The latest large planning application at the Elephant will provide zero affordable housing and zero social rented housing. It is for Skipton House, behind the Bakerloo line tube entrance and it joins Eileen House, Strata Tower, Tribeca Square, 360 Tower and One the Elephant in the ongoing efforts to turn the Elephant into a social housing free zone.
The application is for 50,000 sq metres of offices, shops and 421 housing units. An art house cinema is also proposed, as part of the ‘cultural offering’. Developer London and Regional Properties (L&R) obviously believe this will compensate for not providing homes that anybody can actually afford to live in. They say that ‘The level of affordable housing that could be delivered in conjunction with the Development, and its cultural offer, will be determined through discussions with Southwark Council and the submission and appraisal of a Financial Viability Assessment’ (Draft S106 Heads of Terms) .

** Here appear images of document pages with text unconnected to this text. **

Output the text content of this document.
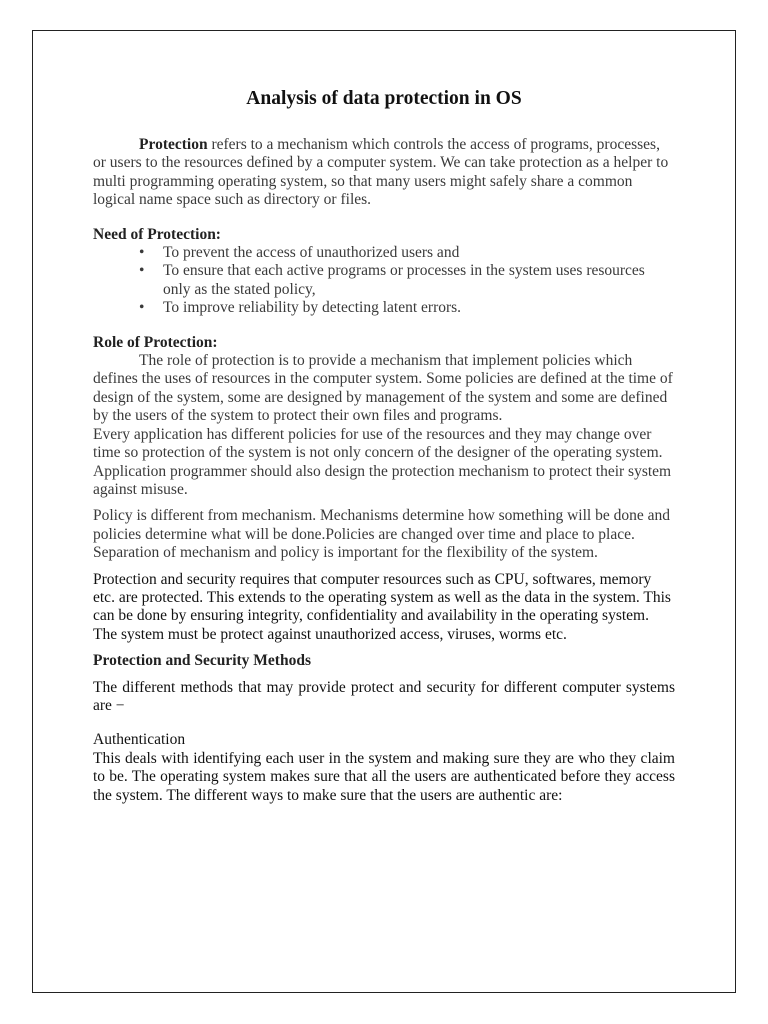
Analysis of data protection in OS

Protection refers to a mechanism which controls the access of programs, processes, or users to the resources defined by a computer system. We can take protection as a helper to multi programming operating system, so that many users might safely share a common logical name space such as directory or files.

Need of Protection:

• To prevent the access of unauthorized users and
• To ensure that each active programs or processes in the system uses resources only as the stated policy,
• To improve reliability by detecting latent errors.

Role of Protection:

The role of protection is to provide a mechanism that implement policies which defines the uses of resources in the computer system. Some policies are defined at the time of design of the system, some are designed by management of the system and some are defined by the users of the system to protect their own files and programs.

Every application has different policies for use of the resources and they may change over time so protection of the system is not only concern of the designer of the operating system. Application programmer should also design the protection mechanism to protect their system against misuse.

Policy is different from mechanism. Mechanisms determine how something will be done and policies determine what will be done.Policies are changed over time and place to place. Separation of mechanism and policy is important for the flexibility of the system.

Protection and security requires that computer resources such as CPU, softwares, memory etc. are protected. This extends to the operating system as well as the data in the system. This can be done by ensuring integrity, confidentiality and availability in the operating system. The system must be protect against unauthorized access, viruses, worms etc.

Protection and Security Methods

The different methods that may provide protect and security for different computer systems are −

Authentication

This deals with identifying each user in the system and making sure they are who they claim to be. The operating system makes sure that all the users are authenticated before they access the system. The different ways to make sure that the users are authentic are:
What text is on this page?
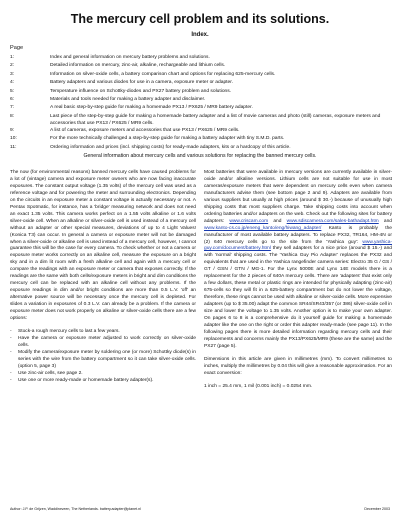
The mercury cell problem and its solutions.
Index.
Page
1:	Index and general information on mercury battery problems and solutions.
2:	Detailed information on mercury, zinc-air, alkaline, rechargeable and lithium cells.
3:	Information on silver-oxide cells, a battery comparison chart and options for replacing 625-mercury cells.
4:	Battery adapters and various diodes for use in a camera, exposure meter or adapter.
5:	Temperature influence on Schottky-diodes and PX27 battery problem and solutions.
6:	Materials and tools needed for making a battery adapter and disclaimer.
7:	A real basic step-by-step guide for making a homemade PX13 / PX625 / MR9 battery adapter.
8:	Last piece of the step-by-step guide for making a homemade battery adapter and a list of movie cameras and photo (still) cameras, exposure meters and accessories that use PX13 / PX625 / MR9 cells.
9:	A list of cameras, exposure meters and accessories that use PX13 / PX625 / MR9 cells.
10:	For the more technically challenged a step-by-step guide for making a battery adapter with tiny S.M.D. parts.
11:	Ordering information and prices (incl. shipping costs) for ready-made adapters, kits or a hardcopy of this article.
General information about mercury cells and various solutions for replacing the banned mercury cells.

The now (for environmental reasons) banned mercury cells have caused problems for a lot of (vintage) camera and exposure meter owners who are now facing inaccurate exposures. The constant output voltage (1.35 volts) of the mercury cell was used as a reference voltage and for powering the meter and surrounding electronics. Depending on the circuits in an exposure meter a constant voltage is actually necessary or not. A Pentax Spotmatic, for instance, has a 'bridge' measuring network and does not need an exact 1.35 volts. This camera works perfect on a 1.55 volts alkaline or 1.6 volts silver-oxide cell. When an alkaline or silver-oxide cell is used instead of a mercury cell without an adapter or other special measures, deviations of up to 4 Light Values! (Konica T3) can occur. In general a camera or exposure meter will not be damaged when a silver-oxide or alkaline cell is used instead of a mercury cell, however, I cannot guarantee this will be the case for every camera. To check whether or not a camera or exposure meter works correctly on an alkaline cell, measure the exposure on a bright sky and in a dim lit room with a fresh alkaline cell and again with a mercury cell or compare the readings with an exposure meter or camera that exposes correctly. If the readings are the same with both cells/exposure meters in bright and dim conditions the mercury cell can be replaced with an alkaline cell without any problems. If the exposure readings in dim and/or bright conditions are more than 0.5 L.V. 'off' an alternative power source will be necessary once the mercury cell is depleted. For slides a variation in exposures of 0.3 L.V. can already be a problem. If the camera or exposure meter does not work properly on alkaline or silver-oxide cells there are a few options:

-	Stock-a rough mercury cells to last a few years.
-	Have the camera or exposure meter adjusted to work correctly on silver-oxide cells.
-	Modify the camera/exposure meter by soldering one (or more) Schottky diode(s) in series with the wire from the battery compartment so it can take silver-oxide cells. (option 5, page 3)
-	Use zinc-air cells, see page 2.
-	Use one or more ready-made or homemade battery adapter(s).

Most batteries that were available in mercury versions are currently available in silver-oxide and/or alkaline versions. Lithium cells are not suitable for use in most cameras/exposure meters that were dependent on mercury cells even when camera manufacturers advise them (see bottom page 2 and 9). Adapters are available from various suppliers but usually at high prices (around $ 30.-) because of unusually high shipping costs that most suppliers charge. Take shipping costs into account when ordering batteries and/or adapters on the web. Check out the following sites for battery adapters: www.criscam.com and www.sdiscamera.com/sales-bathadapt.htm and www.kanto-cs.co.jp/eneng_kanto/eng/hiwang_adapter/ Kanto is probably the manufacturer of most available battery adapters. To replace PX32, TR164, HM-4N or (2) 640 mercury cells go to the site from the 'Yashica guy': www.yashica-guy.com/document/battery.html they sell adapters for a nice price (around $ 15.-) and with 'normal' shipping costs. The 'Yashica Guy Pio Adapter' replaces the PX32 and equivalents that are used in the Yashica rangefinder camera series: Electro 35 G / GS / GT / GSN / GTN / MG-1. For the Lynx 5000E and Lynx 14E models there is a replacement for the 2 pieces of 640A mercury cells. There are 'adapters' that exist only a few dollars, these metal or plastic rings are intended for physically adapting (zinc-air) 675-cells so they will fit in a 625-battery compartment but do not lower the voltage, therefore, these rings cannot be used with alkaline or silver-oxide cells. More expensive adapters (up to $ 35.00) adapt the common SR44/SR43/357 (or 386) silver-oxide cell in size and lower the voltage to 1.35 volts. Another option is to make your own adapter. On pages 6 to 8 is a comprehensive do it yourself guide for making a homemade adapter like the one on the right or order this adapter ready-made (see page 11). In the following pages there is more detailed information regarding mercury cells and their replacements and concerns mainly the PX13/PX625/MR9 (these are the same) and the PX27 (page 5).

Dimensions in this article are given in millimetres (mm). To convert millimetres to inches, multiply the millimetres by 0.04 this will give a reasonable approximation. For an exact conversion:

1 inch = 25.4 mm, 1 mil (0.001 inch) = 0.0254 mm.
Author: J.P. de Grijzen, Waddinxveen, The Netherlands. battery.adapter@planet.nl	December 2003
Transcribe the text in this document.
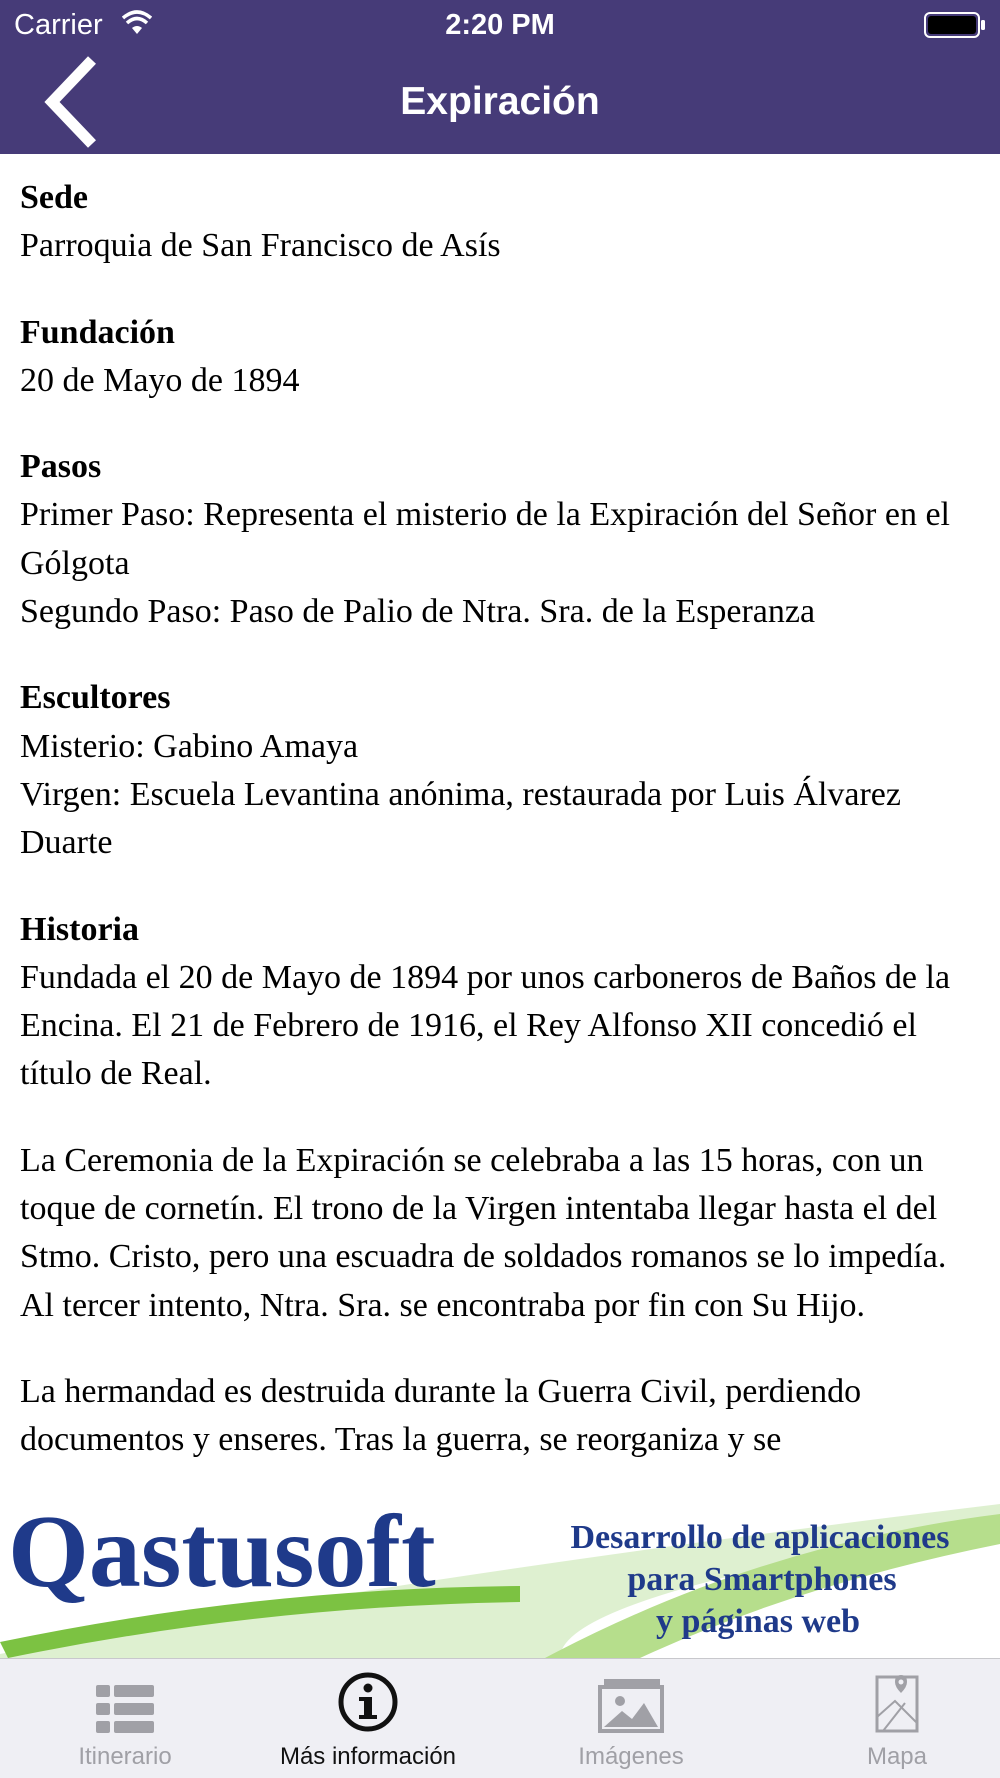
Carrier	2:20 PM
Expiración
Sede

Parroquia de San Francisco de Asís

Fundación

20 de Mayo de 1894

Pasos

Primer Paso: Representa el misterio de la Expiración del Señor en el Gólgota
Segundo Paso: Paso de Palio de Ntra. Sra. de la Esperanza

Escultores

Misterio: Gabino Amaya
Virgen: Escuela Levantina anónima, restaurada por Luis Álvarez Duarte

Historia

Fundada el 20 de Mayo de 1894 por unos carboneros de Baños de la Encina. El 21 de Febrero de 1916, el Rey Alfonso XII concedió el título de Real.

La Ceremonia de la Expiración se celebraba a las 15 horas, con un toque de cornetín. El trono de la Virgen intentaba llegar hasta el del Stmo. Cristo, pero una escuadra de soldados romanos se lo impedía. Al tercer intento, Ntra. Sra. se encontraba por fin con Su Hijo.

La hermandad es destruida durante la Guerra Civil, perdiendo documentos y enseres. Tras la guerra, se reorganiza y se

Qastusoft	Desarrollo de aplicaciones
para Smartphones
y páginas web
Itinerario	Más información	Imágenes	Mapa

This is very gracious of L&R, but ignores the well-known requirement for 35% affordable housing, half of which should be social rented (Core Strategy Policy 6). This would give us about 147 affordable units, 70 of which would be social rented.
L&R pre-empt the outcome of the Financial Viability Assessment by stating in their application that all the 421 homes will be free-market (Section 17 Application form). L&R are instead angling to make an in lieu payment for off-site affordable housing, so that their site will be left unsullied by anyone who cannot afford what is likely to be a minimum £500k price tag for a new home. They say ‘… it is therefore felt that the provision of affordable housing off-site (either directly by the Applicant or via a financial contribution) could help to facilitate a broader mix and earlier delivery of affordable tenures’ (11.28 Planning Statement).
L&R support their argument by claiming that the development is one of ‘exceptional circumstances’. This boils down to giving priority to building office space. L&R also trot out the well-worn argument that providing affordable housing means building a separate core (providing what’s become known as ‘poor doors’) which in turn would ‘reduce the efficiency of the Development and ultimately the overall viability.’ If this is not sufficient to convince Southwark to give up hope of any on-site affordable housing L&R adds another developer favourite, that ‘the proposed strategy for the inclusion of the large communal residential terrace……would also need to be reflected in service charges for any affordable rented units’ (Quotes from Planning Statement).
L&R have produced a viability appraisal to justify themselves, but despite the imminent adoption of a policy that would make these public, a request by 35% campaign for the appraisal has not been met.
All-in-all, the Skipton House application is a nice example of how a selfish developer (the only kind?) can design affordable housing out of a development and use ‘culture’, something that might bind a community together, to do the opposite and exclude those who just aren’t rich enough.